Treatment of Accumulated Profits and Losses

(1) If partners decide to share the existing profits/losses, following journal entry is to be passed:

Accumulated Profits account          Dr. (by the name of the account)

       To All partners’ Capital accounts (in their old profit sharing ratio)

(Being the accumulated profits shared by the partners in their profit sharing ratio)

(2) If the partners decide not to share these profits

or

they don’t want to disturb the existing profits

or

they want to make an adjustment through capital accounts regarding these profits;

following adjustment entry is passed similar to that in case of treatment of goodwill valued on the date of change in profit sharing ratio i.e.

Gaining Partner’s Capital account           Dr. (Gain x Accumulated Profits of the firm)

      To Sacrificing Partner’s capital Account   (Sacrifice x Accumulated Profits of the firm)

(Being the adjustment of Capital accounts for Accumulated profits)

It may be noted that reverse entry is to be passed in case of Accumulated losses.

 

Treatment of Accumulated Profits and Losses

List of Accounts commonly found in the name of Accumulated profits:

(1) Reserves.

(2) General Reserve.

(3) Profit and loss account (liability side-Cr. balance).

(4) Contingency Reserve.

(5) Workmen’s Compensation Reserve.

(6) Investment Fluctuation Reserve.

It is important to note that Employees Provident Fund is a Liability and should not be distributed in any case.

 

List of Accounts commonly found in the name of Accumulated losses:

(1) Profit and loss account (asset side-Dr. Balance).

(2) Advertising Suspense Account (Deferred revenue expenditure).

It is to be noted down, that Employees’ Provident Fund is not in the nature of Accumulated profits, but a liability, to be paid by the firm.

 

Treatment of Accumulated Profits and Losses

Treatment of Workmen’s Compensation Reserve:

If Workmen’s Compensation Reserve appears on the liability side in the Balance sheet, without any liability, it should be distributed among the partners in their old profit-sharing ratio.

If, however, there arises a liability on account of compensation to workmen which is less than this reserve, the liability should be shown in the new balance sheet and the balance left in Workmen’s Compensation Reserve should be distributed.

If the liability for workmen compensation is more than the reserve, the difference should be debited to Revaluation account.

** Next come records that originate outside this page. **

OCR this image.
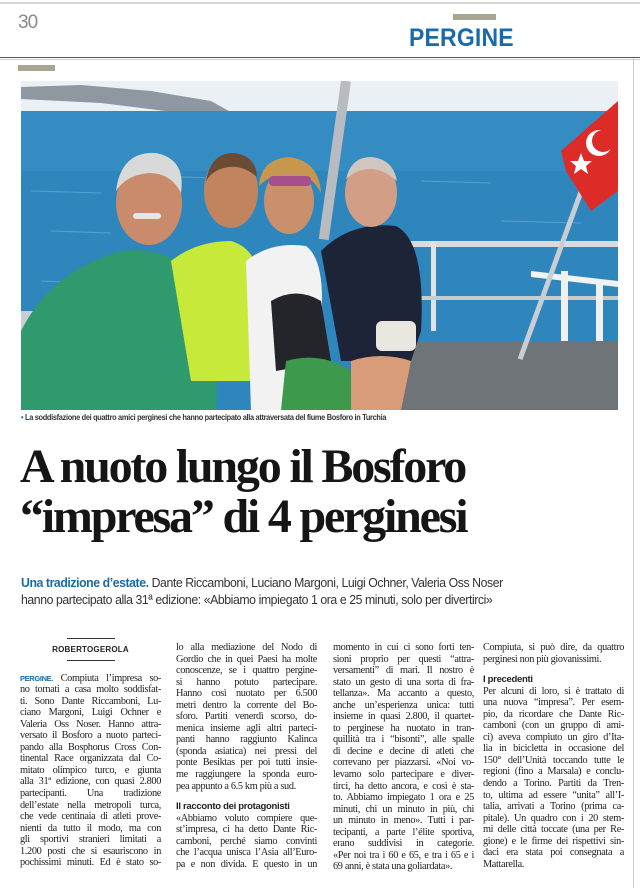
30
PERGINE
• La soddisfazione dei quattro amici perginesi che hanno partecipato alla attraversata del fiume Bosforo in Turchia
A nuoto lungo il Bosforo
“impresa” di 4 perginesi
Una tradizione d’estate. Dante Riccamboni, Luciano Margoni, Luigi Ochner, Valeria Oss Noser
hanno partecipato alla 31ª edizione: «Abbiamo impiegato 1 ora e 25 minuti, solo per divertirci»
ROBERTOGEROLA
PERGINE. Compiuta l’impresa so-
no tornati a casa molto soddisfat-
ti. Sono Dante Riccamboni, Lu-
ciano Margoni, Luigi Ochner e
Valeria Oss Noser. Hanno attra-
versato il Bosforo a nuoto parteci-
pando alla Bosphorus Cross Con-
tinental Race organizzata dal Co-
mitato olimpico turco, e giunta
alla 31ª edizione, con quasi 2.800
partecipanti. Una tradizione
dell’estate nella metropoli turca,
che vede centinaia di atleti prove-
nienti da tutto il modo, ma con
gli sportivi stranieri limitati a
1.200 posti che si esauriscono in
pochissimi minuti. Ed è stato so-
lo alla mediazione del Nodo di
Gordio che in quei Paesi ha molte
conoscenze, se i quattro pergine-
si hanno potuto partecipare.
Hanno così nuotato per 6.500
metri dentro la corrente del Bo-
sforo. Partiti venerdì scorso, do-
menica insieme agli altri parteci-
panti hanno raggiunto Kalinca
(sponda asiatica) nei pressi del
ponte Besiktas per poi tutti insie-
me raggiungere la sponda euro-
pea appunto a 6.5 km più a sud.
Il racconto dei protagonisti
«Abbiamo voluto compiere que-
st’impresa, ci ha detto Dante Ric-
camboni, perché siamo convinti
che l’acqua unisca l’Asia all’Euro-
pa e non divida. E questo in un
momento in cui ci sono forti ten-
sioni proprio per questi “attra-
versamenti” di mari. Il nostro è
stato un gesto di una sorta di fra-
tellanza». Ma accanto a questo,
anche un’esperienza unica: tutti
insieme in quasi 2.800, il quartet-
to perginese ha nuotato in tran-
quillità tra i “bisonti”, alle spalle
di decine e decine di atleti che
correvano per piazzarsi. «Noi vo-
levamo solo partecipare e diver-
tirci, ha detto ancora, e così è sta-
to. Abbiamo impiegato 1 ora e 25
minuti, chi un minuto in più, chi
un minuto in meno». Tutti i par-
tecipanti, a parte l’élite sportiva,
erano suddivisi in categorie.
«Per noi tra i 60 e 65, e tra i 65 e i
69 anni, è stata una goliardata».
Compiuta, si può dire, da quattro
perginesi non più giovanissimi.
I precedenti
Per alcuni di loro, si è trattato di
una nuova “impresa”. Per esem-
pio, da ricordare che Dante Ric-
camboni (con un gruppo di ami-
ci) aveva compiuto un giro d’Ita-
lia in bicicletta in occasione del
150° dell’Unità toccando tutte le
regioni (fino a Marsala) e conclu-
dendo a Torino. Partiti da Tren-
to, ultima ad essere “unita” all’I-
talia, arrivati a Torino (prima ca-
pitale). Un quadro con i 20 stem-
mi delle città toccate (una per Re-
gione) e le firme dei rispettivi sin-
daci era stata poi consegnata a
Mattarella.
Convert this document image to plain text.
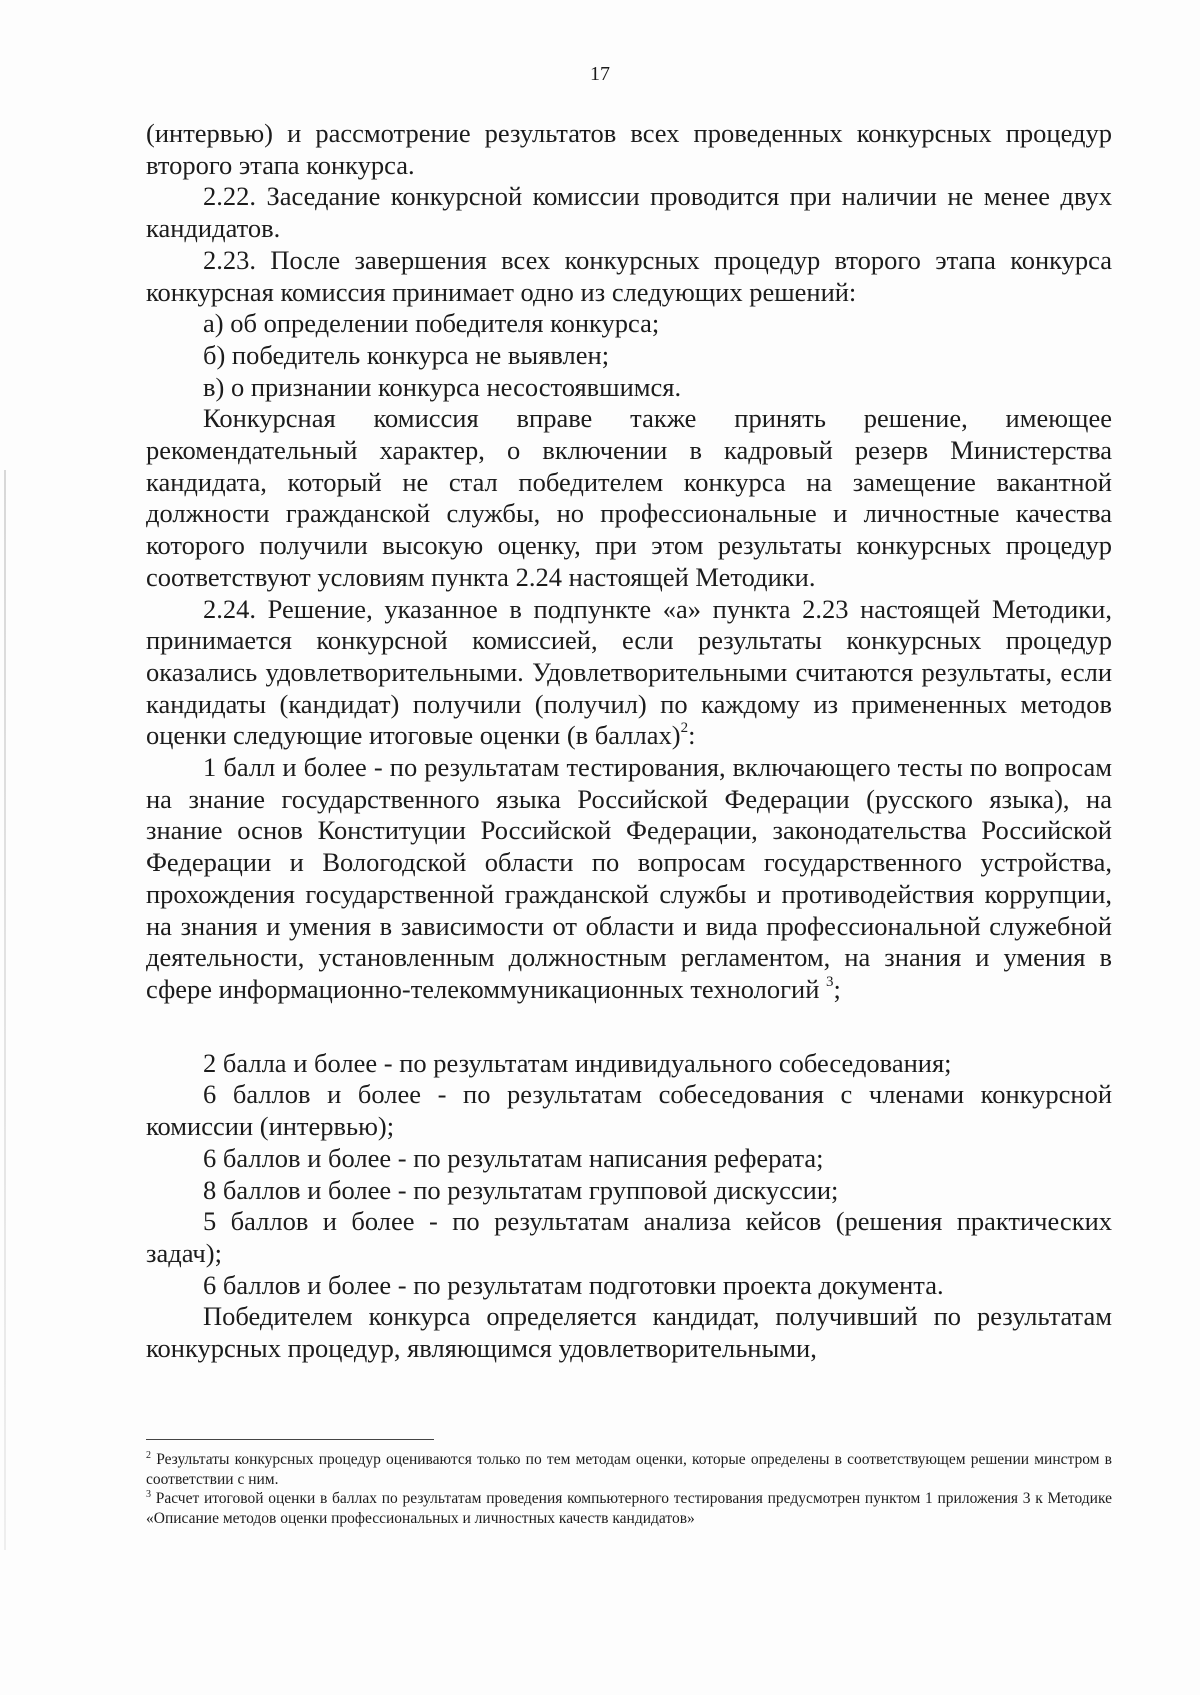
17

(интервью) и рассмотрение результатов всех проведенных конкурсных процедур второго этапа конкурса.

2.22. Заседание конкурсной комиссии проводится при наличии не менее двух кандидатов.

2.23. После завершения всех конкурсных процедур второго этапа конкурса конкурсная комиссия принимает одно из следующих решений:

а) об определении победителя конкурса;

б) победитель конкурса не выявлен;

в) о признании конкурса несостоявшимся.

Конкурсная комиссия вправе также принять решение, имеющее рекомендательный характер, о включении в кадровый резерв Министерства кандидата, который не стал победителем конкурса на замещение вакантной должности гражданской службы, но профессиональные и личностные качества которого получили высокую оценку, при этом результаты конкурсных процедур соответствуют условиям пункта 2.24 настоящей Методики.

2.24. Решение, указанное в подпункте «а» пункта 2.23 настоящей Методики, принимается конкурсной комиссией, если результаты конкурсных процедур оказались удовлетворительными. Удовлетворительными считаются результаты, если кандидаты (кандидат) получили (получил) по каждому из примененных методов оценки следующие итоговые оценки (в баллах)$^2$:

1 балл и более - по результатам тестирования, включающего тесты по вопросам на знание государственного языка Российской Федерации (русского языка), на знание основ Конституции Российской Федерации, законодательства Российской Федерации и Вологодской области по вопросам государственного устройства, прохождения государственной гражданской службы и противодействия коррупции, на знания и умения в зависимости от области и вида профессиональной служебной деятельности, установленным должностным регламентом, на знания и умения в сфере информационно-телекоммуникационных технологий $^3$;

2 балла и более - по результатам индивидуального собеседования;

6 баллов и более - по результатам собеседования с членами конкурсной комиссии (интервью);

6 баллов и более - по результатам написания реферата;

8 баллов и более - по результатам групповой дискуссии;

5 баллов и более - по результатам анализа кейсов (решения практических задач);

6 баллов и более - по результатам подготовки проекта документа.

Победителем конкурса определяется кандидат, получивший по результатам конкурсных процедур, являющимся удовлетворительными,

$^2$ Результаты конкурсных процедур оцениваются только по тем методам оценки, которые определены в соответствующем решении минстром в соответствии с ним.

$^3$ Расчет итоговой оценки в баллах по результатам проведения компьютерного тестирования предусмотрен пунктом 1 приложения 3 к Методике «Описание методов оценки профессиональных и личностных качеств кандидатов»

If there is an actual liability the account Claim for workmen's compensation account should be used but if it is simply a provision for the same purpose, the account Provision for Workmen Compensation Claim account should be used.

Example:

If Workmen’s Compensation Reserve appears on the liability side of the Balance sheet, at ₹2000, what will be the accounting treatment if:

(1) There is no further information.

Answer: In this case the amount will be credited to the Partners’ Capital accounts in their old profit sharing ratio or adjusting entry will be passed with the full amount adjusted with gain or sacrifice, as the case may be .No  reserve to be shown in revised balance sheet.

(2) There is a claim of ₹ 400 on account of workmen’s compensation.

Answer: In this case a claim of ₹ 400 on account of workmen’s compensation should be credited and ₹ 1600 should be distributed or adjusted, as discussed above. In this case the liability is to be shown in the revised Balance sheet at ₹ 400.

(3) There is a claim of ₹ 2500 on account of workmen’s compensation.

Answer: In this case the excess of claim of ₹ 500 on account of workmen’s compensation should be debited to the Revaluation account  and the revised balance sheet must show the claim at ₹ 2500.

 

Treatment of Contingency Reserve:

It will be shared or adjusted in partners' capital accounts , as the case may be.

 

Treatment of Investment Fluctuation Reserve:

Only the excess of Investment Fluctuation Reserve over the loss on account of Market value being less than the book value is to be shared or adjusted, as the case may be.

Example:

If the Investment Fluctuation Reserve appears at ₹ 3500o, and the Investment appears at ₹ 50000, in the balance sheet, the accounting treatment in different cases would be:

(1) There is no further information.

Answer: In this case, Investment will continue to appear at the same value in the balance sheet and the Investment Fluctuation Reserve will be shared by the old partners in the old profit sharing ratio or adjusted as the case may be.

(2) The market value of investment is ₹ 48000.

Answer: The loss of  ₹ 2000 because of decrease in value of Investment will be met out of Investment Fluctuation Reserve , by crediting Investment and the balance ₹ 33000 will be transferred to Partners’ capital accounts in their old profit sharing ratio. The investment to appear at ₹ 48000 in the revised balance sheet.

(3) The market value of investment is ₹ 54000.

Answer: Now ₹ 35000 plus ₹4000 i.e. ₹39000 will be distributed among the partners in their profit sharing ratio. The investment to appear at ₹ 54000 in the revised balance sheet.